Loading articles...

Local MPPs react to the 2016 provincial budget

Last Updated Feb 26, 2016 at 7:48 am EDT

File photo of Finance Minister Charles Sousa. THE CANADIAN PRESS/Peter Power

The Finance Minister at Queen’s Park unveils a provincial budget that aims at helping the environment by combating greenhouse gases and helping students of low income families go to college and university for free.

As usual, the cost of some things is going up. That includes cigarettes, wine, home heating and the price at the pump; but that last increase is offset by the elimination of the drive clean test fee.

Conservative MPP from Kitchener-Conestoga Michael Harris says those increases are going to hurt your pocketbook.

“Life will be harder under the Liberals today with the announcement of the budget, just about everything, costs are going to increase,” says Harris.

“This budget will not address these key issues. They’ve downgraded their own estimations around job projections down by 60-thousand,” says NDP Finance Critic and Waterloo MPP Catherine Fife. “Given the low dollar, this was a bit of a shock for us.”

“We see some systemic issues and problems that were reported to us, and to this government and to this Finance Minister, and the solutions are not contained within this budget. It was flawed process, and now we have a flawed budget,” says Fife.

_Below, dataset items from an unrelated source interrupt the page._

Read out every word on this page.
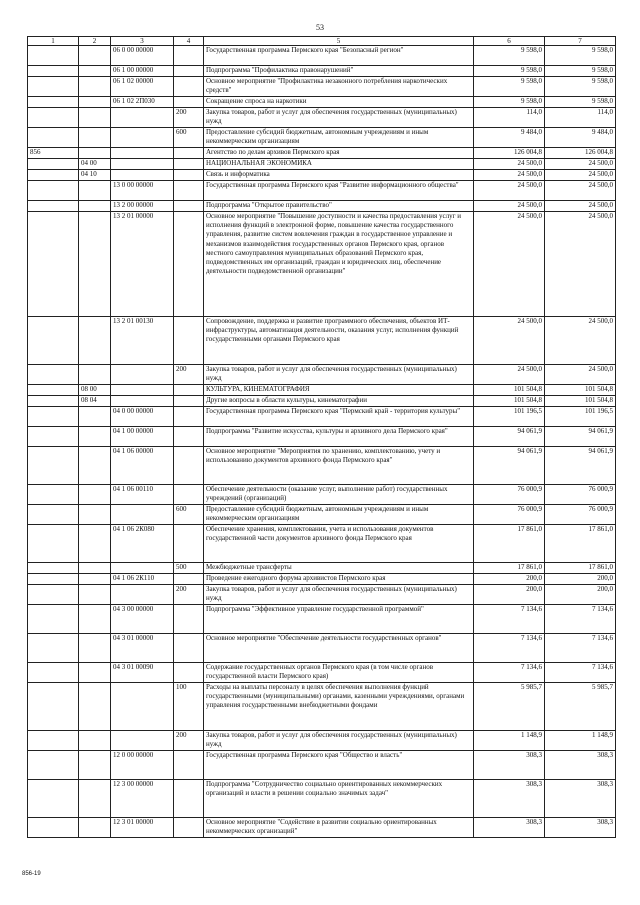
53
1	2	3	4	5	6	7
		06 0 00 00000		Государственная программа Пермского края "Безопасный регион"	9 598,0	9 598,0
		06 1 00 00000		Подпрограмма "Профилактика правонарушений"	9 598,0	9 598,0
		06 1 02 00000		Основное мероприятие "Профилактика незаконного потребления наркотических средств"	9 598,0	9 598,0
		06 1 02 2П030		Сокращение спроса на наркотики	9 598,0	9 598,0
			200	Закупка товаров, работ и услуг для обеспечения государственных (муниципальных) нужд	114,0	114,0
			600	Предоставление субсидий бюджетным, автономным учреждениям и иным некоммерческим организациям	9 484,0	9 484,0
856				Агентство по делам архивов Пермского края	126 004,8	126 004,8
	04 00			НАЦИОНАЛЬНАЯ ЭКОНОМИКА	24 500,0	24 500,0
	04 10			Связь и информатика	24 500,0	24 500,0
		13 0 00 00000		Государственная программа Пермского края "Развитие информационного общества"	24 500,0	24 500,0
		13 2 00 00000		Подпрограмма "Открытое правительство"	24 500,0	24 500,0
		13 2 01 00000		Основное мероприятие "Повышение доступности и качества предоставления услуг и исполнения функций в электронной форме, повышение качества государственного управления, развитие систем вовлечения граждан в государственное управление и механизмов взаимодействия государственных органов Пермского края, органов местного самоуправления муниципальных образований Пермского края, подведомственных им организаций, граждан и юридических лиц, обеспечение деятельности подведомственной организации"	24 500,0	24 500,0
		13 2 01 00130		Сопровождение, поддержка и развитие программного обеспечения, объектов ИТ-инфраструктуры, автоматизация деятельности, оказания услуг, исполнения функций государственными органами Пермского края	24 500,0	24 500,0
			200	Закупка товаров, работ и услуг для обеспечения государственных (муниципальных) нужд	24 500,0	24 500,0
	08 00			КУЛЬТУРА, КИНЕМАТОГРАФИЯ	101 504,8	101 504,8
	08 04			Другие вопросы в области культуры, кинематографии	101 504,8	101 504,8
		04 0 00 00000		Государственная программа Пермского края "Пермский край - территория культуры"	101 196,5	101 196,5
		04 1 00 00000		Подпрограмма "Развитие искусства, культуры и архивного дела Пермского края"	94 061,9	94 061,9
		04 1 06 00000		Основное мероприятие "Мероприятия по хранению, комплектованию, учету и использованию документов архивного фонда Пермского края"	94 061,9	94 061,9
		04 1 06 00110		Обеспечение деятельности (оказание услуг, выполнение работ) государственных учреждений (организаций)	76 000,9	76 000,9
			600	Предоставление субсидий бюджетным, автономным учреждениям и иным некоммерческим организациям	76 000,9	76 000,9
		04 1 06 2К080		Обеспечение хранения, комплектования, учета и использования документов государственной части документов архивного фонда Пермского края	17 861,0	17 861,0
			500	Межбюджетные трансферты	17 861,0	17 861,0
		04 1 06 2К110		Проведение ежегодного форума архивистов Пермского края	200,0	200,0
			200	Закупка товаров, работ и услуг для обеспечения государственных (муниципальных) нужд	200,0	200,0
		04 3 00 00000		Подпрограмма "Эффективное управление государственной программой"	7 134,6	7 134,6
		04 3 01 00000		Основное мероприятие "Обеспечение деятельности государственных органов"	7 134,6	7 134,6
		04 3 01 00090		Содержание государственных органов Пермского края (в том числе органов государственной власти Пермского края)	7 134,6	7 134,6
			100	Расходы на выплаты персоналу в целях обеспечения выполнения функций государственными (муниципальными) органами, казенными учреждениями, органами управления государственными внебюджетными фондами	5 985,7	5 985,7
			200	Закупка товаров, работ и услуг для обеспечения государственных (муниципальных) нужд	1 148,9	1 148,9
		12 0 00 00000		Государственная программа Пермского края "Общество и власть"	308,3	308,3
		12 3 00 00000		Подпрограмма "Сотрудничество социально ориентированных некоммерческих организаций и власти в решении социально значимых задач"	308,3	308,3
		12 3 01 00000		Основное мероприятие "Содействие в развитии социально ориентированных некоммерческих организаций"	308,3	308,3
856-19
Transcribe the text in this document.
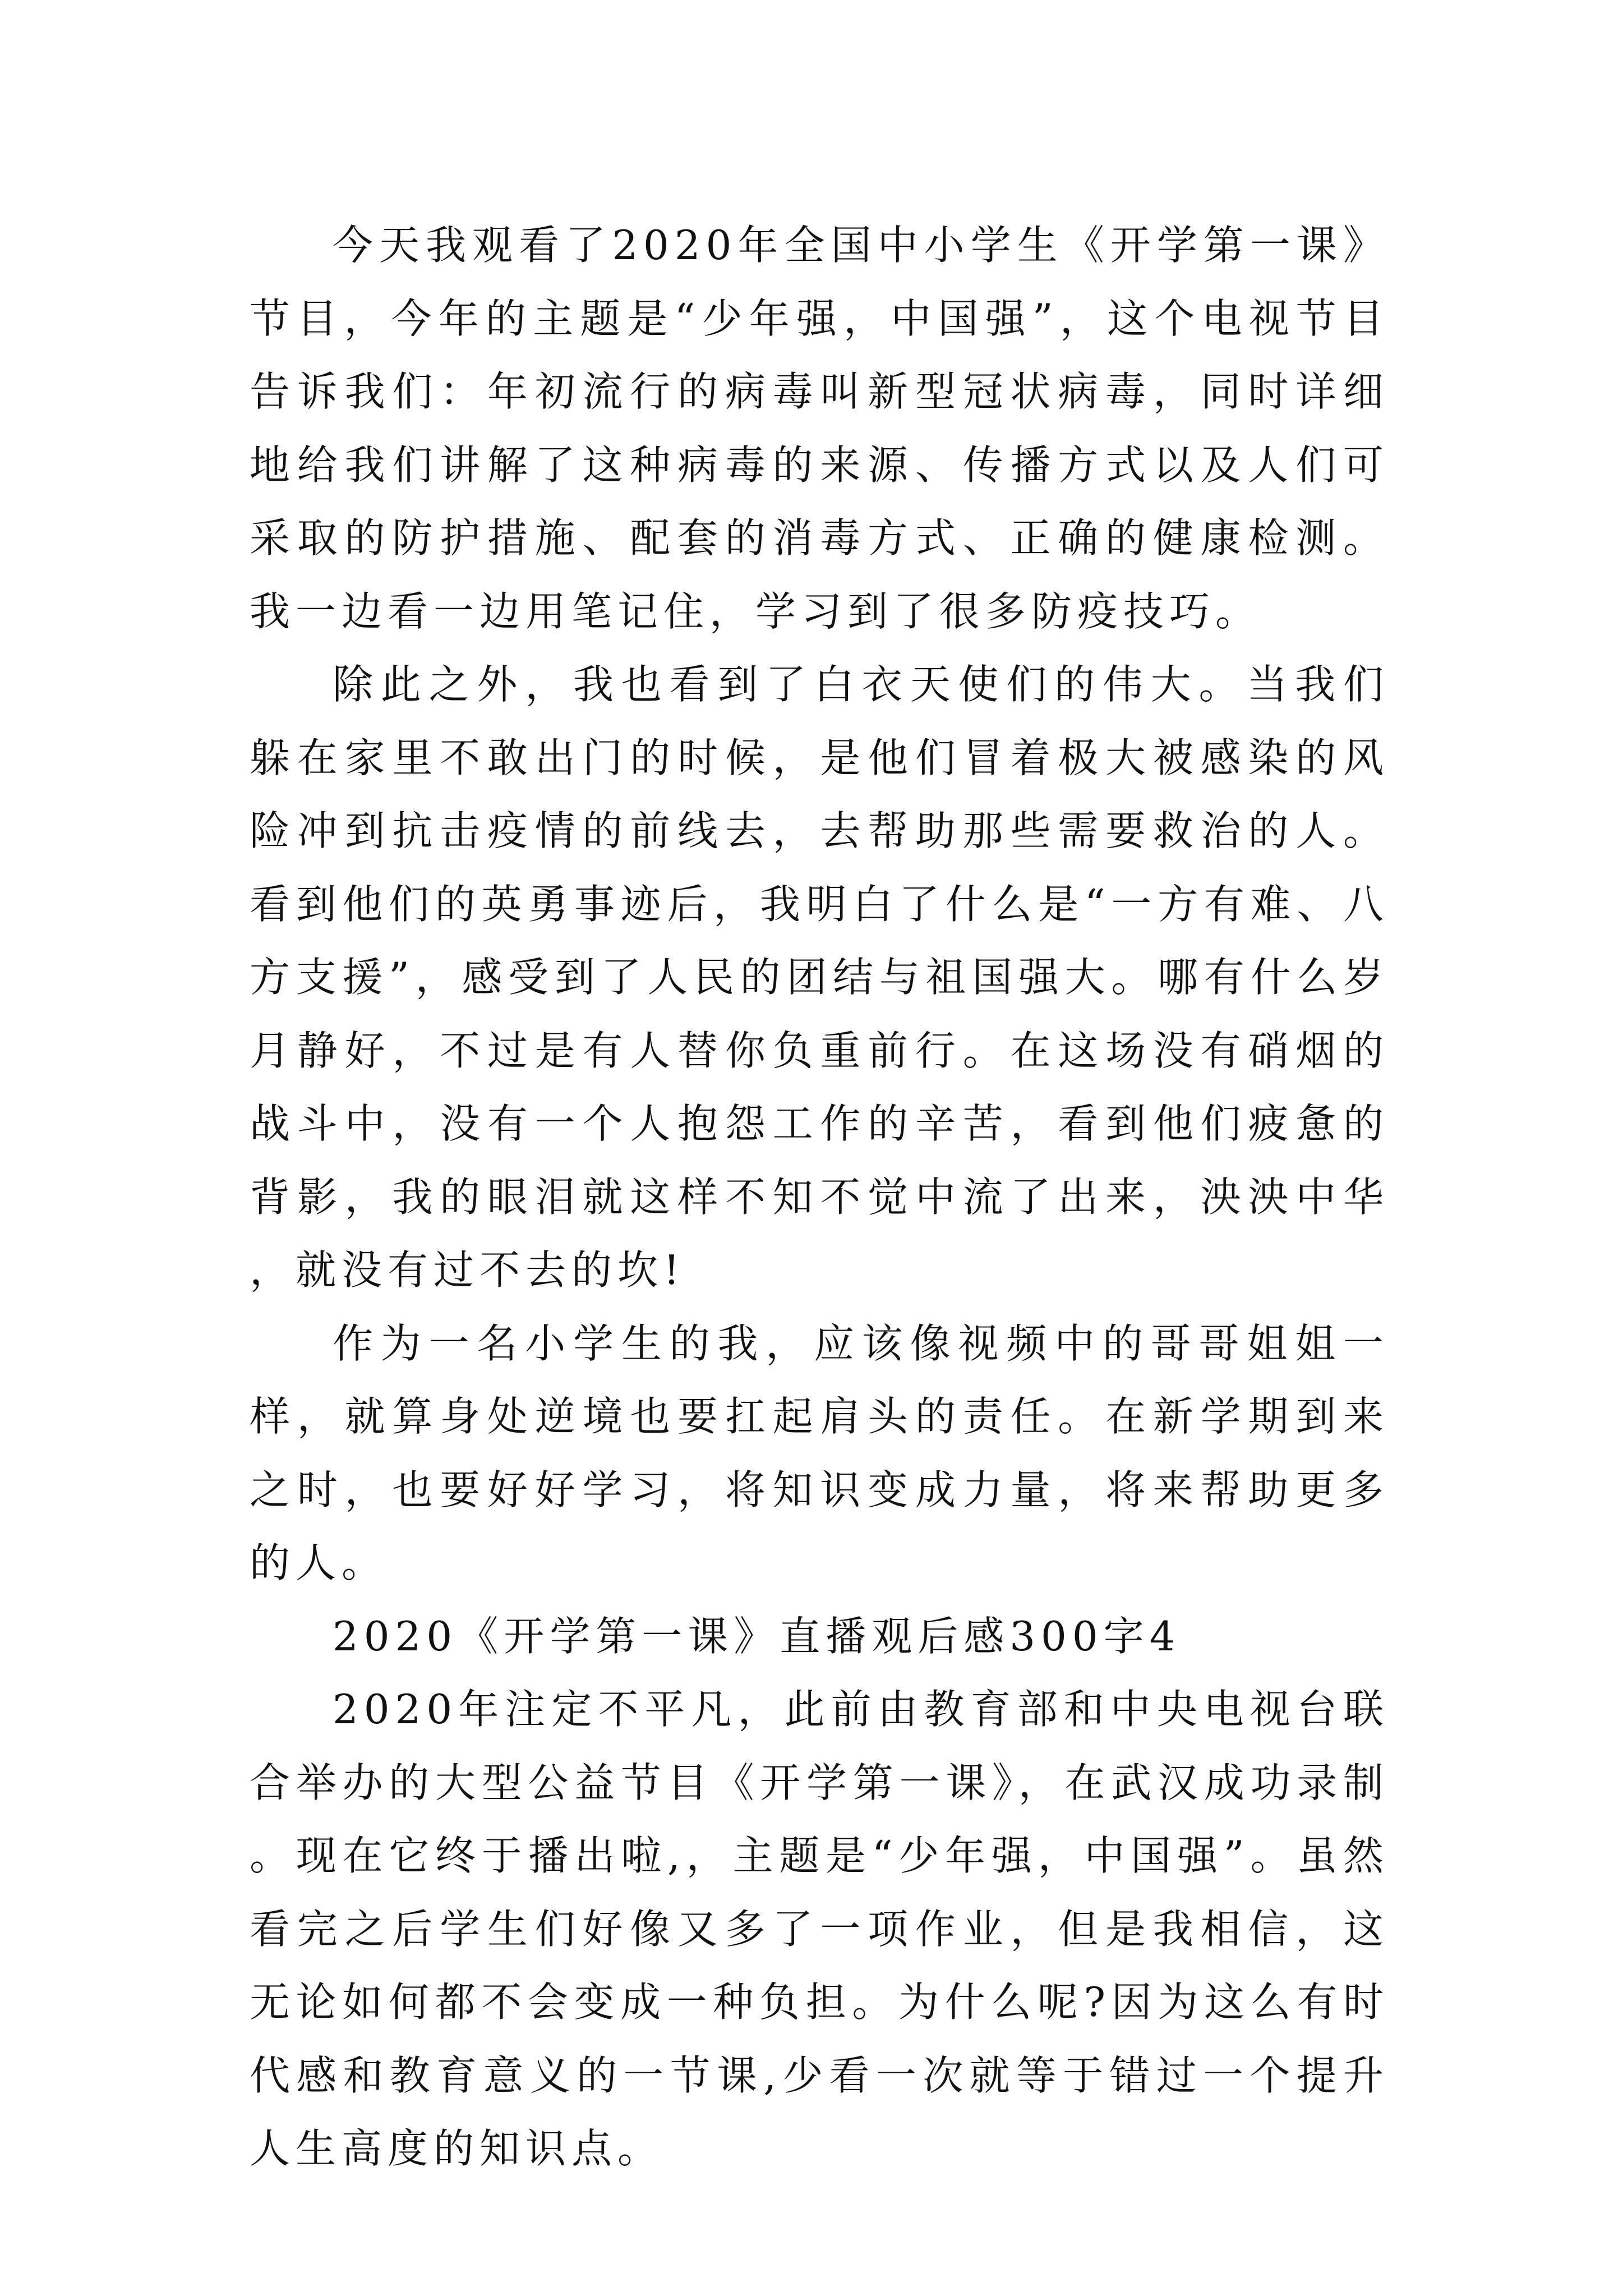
今天我观看了2020年全国中小学生《开学第一课》节目，今年的主题是“少年强，中国强”，这个电视节目告诉我们：年初流行的病毒叫新型冠状病毒，同时详细地给我们讲解了这种病毒的来源、传播方式以及人们可采取的防护措施、配套的消毒方式、正确的健康检测。我一边看一边用笔记住，学习到了很多防疫技巧。

除此之外，我也看到了白衣天使们的伟大。当我们躲在家里不敢出门的时候，是他们冒着极大被感染的风险冲到抗击疫情的前线去，去帮助那些需要救治的人。看到他们的英勇事迹后，我明白了什么是“一方有难、八方支援”，感受到了人民的团结与祖国强大。哪有什么岁月静好，不过是有人替你负重前行。在这场没有硝烟的战斗中，没有一个人抱怨工作的辛苦，看到他们疲惫的背影，我的眼泪就这样不知不觉中流了出来，泱泱中华，就没有过不去的坎!

作为一名小学生的我，应该像视频中的哥哥姐姐一样，就算身处逆境也要扛起肩头的责任。在新学期到来之时，也要好好学习，将知识变成力量，将来帮助更多的人。

2020《开学第一课》直播观后感300字4

2020年注定不平凡，此前由教育部和中央电视台联合举办的大型公益节目《开学第一课》，在武汉成功录制。现在它终于播出啦,，主题是“少年强，中国强”。虽然看完之后学生们好像又多了一项作业，但是我相信，这无论如何都不会变成一种负担。为什么呢?因为这么有时代感和教育意义的一节课,少看一次就等于错过一个提升人生高度的知识点。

Liberal MPP for Kitchener-Centre, Daiene Vernile says the budget outlines exactly where the Liberals are heading.

“We are right on target with our ability to manage things the way they are,” says Vernile. “We’re looking at balancing our budget by 2017-2018. This is what we promised in our 2014 campaign, but we’re actually ahead of those targets.”

Fife says reaching that goal is going to come with a price.

“This government is burning the furniture to heat the house on the deficit. They’re trying to reach the 2017-2018 deadline, but they’re doing so in the most irresponsible way.”

Harris says the budget failed to have a detailed plan to improve transit.

“We were looking for some firm commitments that would spell-out previous Liberal promises on Two-Way-All-Day GO but unfortunately the Liberals provided no clarity on their promises,” says Harris.

Fife agrees saying the budget is quite silent on Two-Way All-Day GO, with the exception of additional trips on the weekends.

“I’m sure some people will welcome a trip on the GO Train into Toronto, when they have two hours and 20 minutes to go one way,” says Fife. “But what the business communities, the Universities, and the municipalities have asked for – and they’ve made a compelling business case for this, is an increased investment to ensure people can, one, get from Toronto into Kitchener-Waterloo in the morning, and then also have reliable and fast train service between Kitchener-Waterloo and Toronto.”

Vernile disagrees.

“Our transportation funding is going to include the build out to Kitchener on the Kitchener line for All-Day Two-Way GO service, so the province is very committed to allocating funds to building this.”

“I’m really surprised and very impressed with how many mentions there are in this budget to Kitchener and to Waterloo Region. We realize5that we have a super corridor between the region and Toronto and the province realizes this too, and this is why they’re investing in our region’s in so many different areas.”

University of Waterloo is receiving a huge chunk of change to aid in manufacturing efforts.

They’re one of three Ontario universities receiving a total of $35 million over the next 5 years as part of a $50 million project aimed at combining existing strengths in the heart of Ontario’s manufacturing region to create an Advanced Manufacturing Consortium.